In Henley & Partners’ Montenegro office, I am lucky to have found myself somewhere very beautiful during these unexpected and unpredictable times. On the weekend, I’m either on the coast (in Budva, Ulcinj, Sveti Stefan, Bar, Tivat, Kotor) or exploring new parts of the rest of the country, like Kolašin or the beautiful lakes in Žabljak.
What are your top three business goals this year?
Similar to my split role, I split my goals. Together with the head of the Montenegro office, Rade Ljumovic, our goal is to continue to grow the business, expanding our service offering, and developing new B2B partnerships. Wearing my other hat, I am involved with the government advisory side of the company, actively aiming to expand the global portfolio of residence and citizenship programs.
What’s your biggest business concern right now?
- I worry that the quality of service delivery to clients is compromised by inexperienced actors.
- I worry about the possibility of disadvantaging ourselves, especially by being too honest. We would rather give the right answer, even if it isn’t what the client wants to hear.

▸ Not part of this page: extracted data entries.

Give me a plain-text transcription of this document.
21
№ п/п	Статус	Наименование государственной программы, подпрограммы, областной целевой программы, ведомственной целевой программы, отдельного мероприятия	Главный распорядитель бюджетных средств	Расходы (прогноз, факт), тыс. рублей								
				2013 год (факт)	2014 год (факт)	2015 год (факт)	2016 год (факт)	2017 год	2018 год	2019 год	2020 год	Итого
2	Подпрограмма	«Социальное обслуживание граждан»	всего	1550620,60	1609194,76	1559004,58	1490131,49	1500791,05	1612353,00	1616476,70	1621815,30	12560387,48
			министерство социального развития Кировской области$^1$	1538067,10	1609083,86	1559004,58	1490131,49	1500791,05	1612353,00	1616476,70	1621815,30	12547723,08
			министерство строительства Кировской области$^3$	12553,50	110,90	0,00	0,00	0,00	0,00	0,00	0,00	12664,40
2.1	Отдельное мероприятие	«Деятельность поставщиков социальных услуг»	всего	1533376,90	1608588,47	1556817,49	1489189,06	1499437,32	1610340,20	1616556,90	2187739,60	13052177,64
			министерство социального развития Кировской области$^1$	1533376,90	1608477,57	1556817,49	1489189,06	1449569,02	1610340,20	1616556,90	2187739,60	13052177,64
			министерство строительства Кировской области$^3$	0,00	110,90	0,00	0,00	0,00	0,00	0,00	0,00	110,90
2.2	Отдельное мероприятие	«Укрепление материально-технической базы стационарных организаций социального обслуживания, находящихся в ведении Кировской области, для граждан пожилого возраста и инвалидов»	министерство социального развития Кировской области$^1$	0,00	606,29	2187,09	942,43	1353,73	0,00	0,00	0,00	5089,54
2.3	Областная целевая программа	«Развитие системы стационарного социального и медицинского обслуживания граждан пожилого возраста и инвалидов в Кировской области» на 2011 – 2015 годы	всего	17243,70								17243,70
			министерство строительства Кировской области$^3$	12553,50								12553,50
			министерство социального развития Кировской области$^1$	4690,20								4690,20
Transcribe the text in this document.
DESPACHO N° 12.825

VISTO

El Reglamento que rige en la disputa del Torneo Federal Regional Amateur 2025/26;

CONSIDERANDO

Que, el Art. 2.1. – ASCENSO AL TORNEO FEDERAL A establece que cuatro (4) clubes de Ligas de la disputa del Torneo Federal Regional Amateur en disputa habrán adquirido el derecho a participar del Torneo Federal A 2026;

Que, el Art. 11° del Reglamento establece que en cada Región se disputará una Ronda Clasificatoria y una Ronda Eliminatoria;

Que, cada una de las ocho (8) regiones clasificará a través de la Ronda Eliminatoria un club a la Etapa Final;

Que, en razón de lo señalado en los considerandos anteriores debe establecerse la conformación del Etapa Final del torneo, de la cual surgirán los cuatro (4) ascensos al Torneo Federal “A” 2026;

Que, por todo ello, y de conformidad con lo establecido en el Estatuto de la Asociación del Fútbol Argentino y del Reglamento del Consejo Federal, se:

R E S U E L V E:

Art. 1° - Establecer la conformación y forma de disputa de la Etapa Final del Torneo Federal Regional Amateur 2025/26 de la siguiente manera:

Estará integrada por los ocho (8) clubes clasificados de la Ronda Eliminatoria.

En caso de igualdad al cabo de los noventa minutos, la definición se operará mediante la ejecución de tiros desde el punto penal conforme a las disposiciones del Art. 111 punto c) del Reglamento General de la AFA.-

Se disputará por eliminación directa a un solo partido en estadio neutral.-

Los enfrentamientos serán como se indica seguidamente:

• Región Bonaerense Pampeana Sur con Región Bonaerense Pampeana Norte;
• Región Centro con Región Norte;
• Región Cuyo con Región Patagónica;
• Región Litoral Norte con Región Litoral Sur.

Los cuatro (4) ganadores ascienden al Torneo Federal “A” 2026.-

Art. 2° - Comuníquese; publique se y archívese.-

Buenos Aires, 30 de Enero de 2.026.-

- I worry about the effect of COVID on the global economy and on “mass-affluent” individuals, who, rather than UHWI, have been greatly affected by these uncertainties, and who represent a significant volume of clientele in the industry.
Which book is on your night-stand right now?

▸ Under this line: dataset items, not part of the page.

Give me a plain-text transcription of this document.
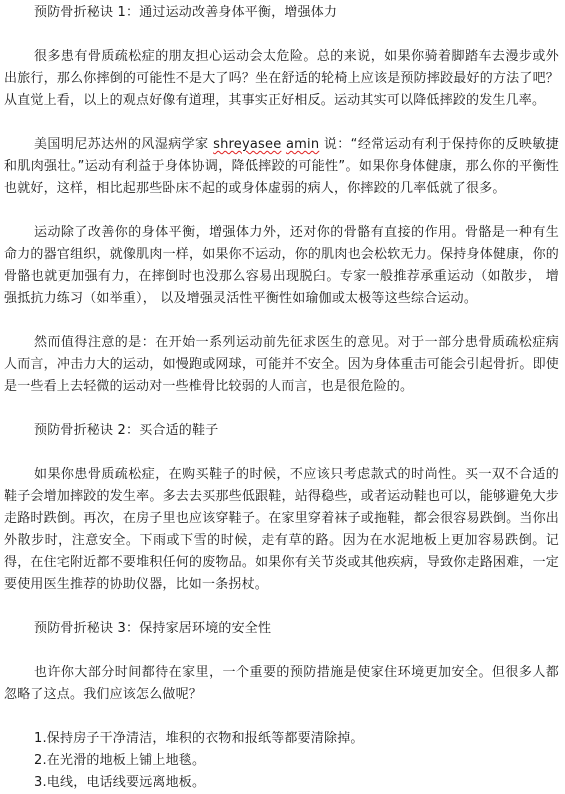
预防骨折秘诀 1：通过运动改善身体平衡，增强体力

很多患有骨质疏松症的朋友担心运动会太危险。总的来说，如果你骑着脚踏车去漫步或外出旅行，那么你摔倒的可能性不是大了吗？坐在舒适的轮椅上应该是预防摔跤最好的方法了吧？从直觉上看，以上的观点好像有道理，其事实正好相反。运动其实可以降低摔跤的发生几率。

美国明尼苏达州的风湿病学家 shreyasee amin 说：“经常运动有利于保持你的反映敏捷和肌肉强壮。”运动有利益于身体协调，降低摔跤的可能性”。如果你身体健康，那么你的平衡性也就好，这样，相比起那些卧床不起的或身体虚弱的病人，你摔跤的几率低就了很多。

运动除了改善你的身体平衡，增强体力外，还对你的骨骼有直接的作用。骨骼是一种有生命力的器官组织，就像肌肉一样，如果你不运动，你的肌肉也会松软无力。保持身体健康，你的骨骼也就更加强有力，在摔倒时也没那么容易出现脱臼。专家一般推荐承重运动（如散步， 增强抵抗力练习（如举重）， 以及增强灵活性平衡性如瑜伽或太极等这些综合运动。

然而值得注意的是：在开始一系列运动前先征求医生的意见。对于一部分患骨质疏松症病人而言，冲击力大的运动，如慢跑或网球，可能并不安全。因为身体重击可能会引起骨折。即使是一些看上去轻微的运动对一些椎骨比较弱的人而言，也是很危险的。

预防骨折秘诀 2：买合适的鞋子

如果你患骨质疏松症，在购买鞋子的时候，不应该只考虑款式的时尚性。买一双不合适的鞋子会增加摔跤的发生率。多去去买那些低跟鞋，站得稳些，或者运动鞋也可以，能够避免大步走路时跌倒。再次，在房子里也应该穿鞋子。在家里穿着袜子或拖鞋，都会很容易跌倒。当你出外散步时，注意安全。下雨或下雪的时候，走有草的路。因为在水泥地板上更加容易跌倒。记得，在住宅附近都不要堆积任何的废物品。如果你有关节炎或其他疾病，导致你走路困难，一定要使用医生推荐的协助仪器，比如一条拐杖。

预防骨折秘诀 3：保持家居环境的安全性

也许你大部分时间都待在家里，一个重要的预防措施是使家住环境更加安全。但很多人都忽略了这点。我们应该怎么做呢？

1.保持房子干净清洁，堆积的衣物和报纸等都要清除掉。
2.在光滑的地板上铺上地毯。
3.电线，电话线要远离地板。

I recently finished Happy by Derren Brown (a book I thoroughly recommend), and the next book will be 12 Rules for Life by Jordan Peterson (in Audible version!).
How and when did you first get into the investment migration industry?
I was working for an orchestra in Jersey (both as a violinist, and organising events) when I met Hugh Morshead (who is an excellent bassist!), who introduced me to the industry. I joined Henley & Partners in 2011, starting as an assistant to someone that many know and respect, Mrs Vivienne Neil.
What was your proudest moment as a service provider?
It’s difficult to isolate a single moment. Some of the most stand-out moments are, inevitably, with clients, where delivering citizenship documents truly has the power to transform someone’s life. Otherwise, I was proud to be involved with several government advisory mandates, including in Malta, Antigua, Grenada, and Moldova.
Which investment migration market development has surprised you the most in the last year?
I think probably most surprising has been the response to COVID from virtually all CBI and RBI governments. The quick and nimble reshaping and re-adjusting to meet the changing circumstances of applicants have been tremendous.
If you could go ten years back in time, what business decision would you change?
Save for selling everything I own and buying stocks, shares, and cryptocurrency with the benefits of 10 years of hindsight, I’m fortunate to say that I wouldn’t change a thing.
What investment migration industry personality do you most admire?
Cognisant of accusations of bias, I will nonetheless name two people that immediately come to mind. The first is Chris Kalin’s, whose innovative work pioneered the industry. The second person is Andrea St Bernard, who has a work ethic that would outpace even the most ardent workaholic.
If all goes according to plan, what will you be doing five years from now?
Hopefully still doing something I enjoy, travelling to exciting countries, and working with good people.